Classification Errors in Regression Models: A Bayesian Semi-Parametric Approach to Inference
van Hasselt, M. N. (2011, October). Classification Errors in Regression Models: A Bayesian Semi-Parametric Approach to Inference. Presented at APHA 2011, Washington, DC.
We consider the problem of classification errors in categorical data. For example, an intent-to-treat indicator may be a poor proxy for actual treatment received, due to noncompliance or sample attrition. A substance use indicator in self-reported survey data may be inaccurate due to poor recall or an unwillingness to tell the truth.
We propose a semi-parametric Bayesian model that accounts for classification errors in a regression context. This has two important advantages compared to existing approaches. First, parametric models (Bayesian and non-Bayesian) are often based on strong assumptions. Such assumptions sometimes lack a substantive foundation and, if incorrectly imposed, can severely bias statistical inference. Our modeling approach allows a researcher to relax these assumptions, both through the prior distribution and the likelihood. For example, rather than fixing the classification error probability at some value, we can specify a distribution over reasonable values.
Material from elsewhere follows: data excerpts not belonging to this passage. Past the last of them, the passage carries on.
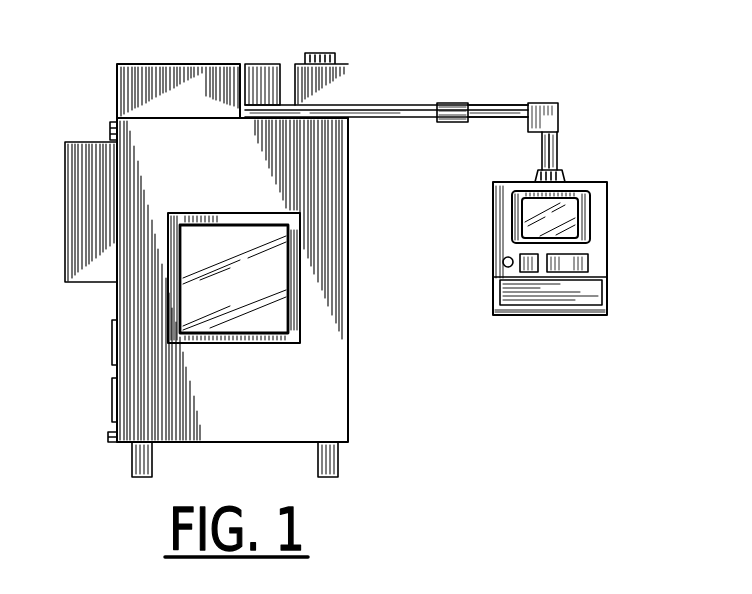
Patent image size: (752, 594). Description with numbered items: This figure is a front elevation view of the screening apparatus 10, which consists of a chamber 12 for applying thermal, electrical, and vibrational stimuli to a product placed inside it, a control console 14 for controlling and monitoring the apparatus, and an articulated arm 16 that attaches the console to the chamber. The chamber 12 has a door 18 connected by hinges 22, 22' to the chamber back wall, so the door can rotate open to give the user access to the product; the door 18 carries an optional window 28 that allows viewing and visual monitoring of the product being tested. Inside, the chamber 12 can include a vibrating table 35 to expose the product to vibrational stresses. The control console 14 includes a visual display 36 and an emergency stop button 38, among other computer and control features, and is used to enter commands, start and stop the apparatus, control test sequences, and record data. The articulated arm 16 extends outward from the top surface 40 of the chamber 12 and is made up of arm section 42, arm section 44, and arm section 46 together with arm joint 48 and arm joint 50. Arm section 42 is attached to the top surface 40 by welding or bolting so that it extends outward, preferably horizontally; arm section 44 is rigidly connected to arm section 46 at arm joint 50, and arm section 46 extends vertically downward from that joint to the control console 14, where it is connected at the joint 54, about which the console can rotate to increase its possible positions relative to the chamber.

The screening apparatus 10 is at (565, 53).
The chamber 12 is at (348, 233).
The control console 14 is at (607, 258).
The articulated arm 16 is at (375, 105).
The door 18 is at (349, 278).
The hinge 22 is at (76, 257).
The hinge 22' is at (77, 423).
The window 28 is at (265, 333).
The vibrating table 35 is at (607, 310).
The visual display 36 is at (563, 201).
The emergency stop button 38 is at (503, 262).
The top surface 40 is at (196, 118).
The arm section 42 is at (386, 118).
The arm section 44 is at (510, 103).
The arm section 46 is at (557, 152).
The arm joint 48 is at (447, 103).
The arm joint 50 is at (558, 118).
The joint 54 is at (538, 171).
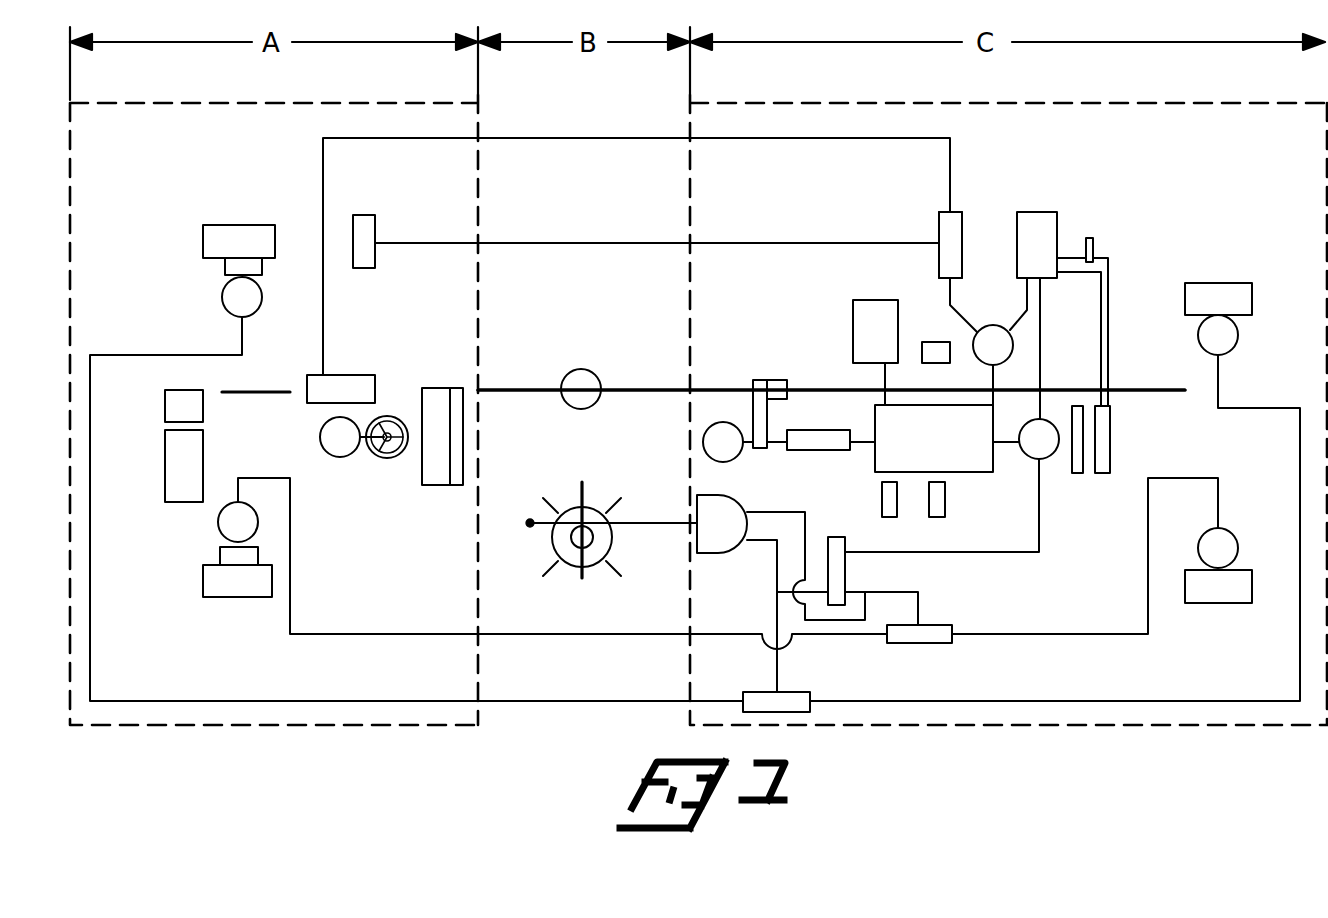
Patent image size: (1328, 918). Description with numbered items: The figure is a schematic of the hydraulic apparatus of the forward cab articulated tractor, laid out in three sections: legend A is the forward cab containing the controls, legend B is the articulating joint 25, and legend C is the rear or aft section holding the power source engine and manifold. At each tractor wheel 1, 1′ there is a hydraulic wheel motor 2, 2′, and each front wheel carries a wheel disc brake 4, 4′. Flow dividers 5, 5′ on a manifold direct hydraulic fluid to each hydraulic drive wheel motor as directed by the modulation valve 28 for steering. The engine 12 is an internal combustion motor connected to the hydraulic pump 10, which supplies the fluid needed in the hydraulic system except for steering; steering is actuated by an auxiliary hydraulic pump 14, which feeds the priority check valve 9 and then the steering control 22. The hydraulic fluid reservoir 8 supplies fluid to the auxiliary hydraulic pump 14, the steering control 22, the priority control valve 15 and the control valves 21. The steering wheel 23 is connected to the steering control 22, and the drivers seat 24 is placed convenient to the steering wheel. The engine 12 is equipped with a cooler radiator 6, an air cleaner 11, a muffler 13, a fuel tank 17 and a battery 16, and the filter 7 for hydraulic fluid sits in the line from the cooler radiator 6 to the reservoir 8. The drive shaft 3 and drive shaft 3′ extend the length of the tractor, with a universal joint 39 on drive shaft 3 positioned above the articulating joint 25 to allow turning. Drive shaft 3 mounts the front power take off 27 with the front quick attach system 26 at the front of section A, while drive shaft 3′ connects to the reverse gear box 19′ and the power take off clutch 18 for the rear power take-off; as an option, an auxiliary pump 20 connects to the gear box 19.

The tractor wheel 1 is at (1225, 590).
The tractor wheel 1′ is at (1222, 287).
The hydraulic wheel motor 2 is at (1225, 540).
The hydraulic wheel motor 2′ is at (1230, 335).
The drive shaft front PTO 3 is at (270, 393).
The drive shaft rear PTO 3′ is at (1132, 393).
The wheel disc brake 4 is at (222, 555).
The wheel disc brake 4′ is at (225, 268).
The flow divider on a manifold 5 is at (935, 640).
The flow divider on a manifold 5′ is at (838, 568).
The cooler radiator 6 is at (1077, 473).
The filter for hydraulic fluid 7 is at (1090, 238).
The hydraulic fluid reservoir 8 is at (1030, 218).
The priority check valve to steering control 9 is at (950, 212).
The hydraulic pump 10 is at (1036, 459).
The air cleaner 11 is at (943, 502).
The engine 12 is at (878, 470).
The muffler 13 is at (888, 517).
The auxiliary hydraulic pump 14 is at (1000, 326).
The priority control valve 15 is at (939, 245).
The battery 16 is at (938, 342).
The fuel tank 17 is at (853, 315).
The power take off clutch 18 is at (822, 450).
The gear box 19 is at (760, 380).
The reverse gear box 19′ is at (778, 380).
The auxiliary pump (optional) 20 is at (705, 442).
The control valve 21 is at (362, 268).
The steering control 22 is at (345, 380).
The steering wheel 23 is at (388, 460).
The drivers seat 24 is at (442, 486).
The articulating joint 25 is at (565, 562).
The front quick attach system 26 is at (165, 472).
The front power take off (PTO) 27 is at (165, 400).
The modulation valve for steering 28 is at (708, 500).
The universal joint 39 is at (578, 370).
Second, in the absence of strong assumptions, certain model parameters are typically no longer identified. It is often possible, however, to derive upper and lower parameter bounds that can be estimated from the data. The advantage of a Bayesian relative to a non-Bayesian model is that we can also make statements about the likely values of the parameters within the bounds. This has considerable practical value, since in some applications the bounds are far apart.
We apply our methods in an empirical context to data from the National Survey on Drug Use and Health, and re-evaluate the relation between socioeconomic characteristics, substance use behavior and treatment outcomes.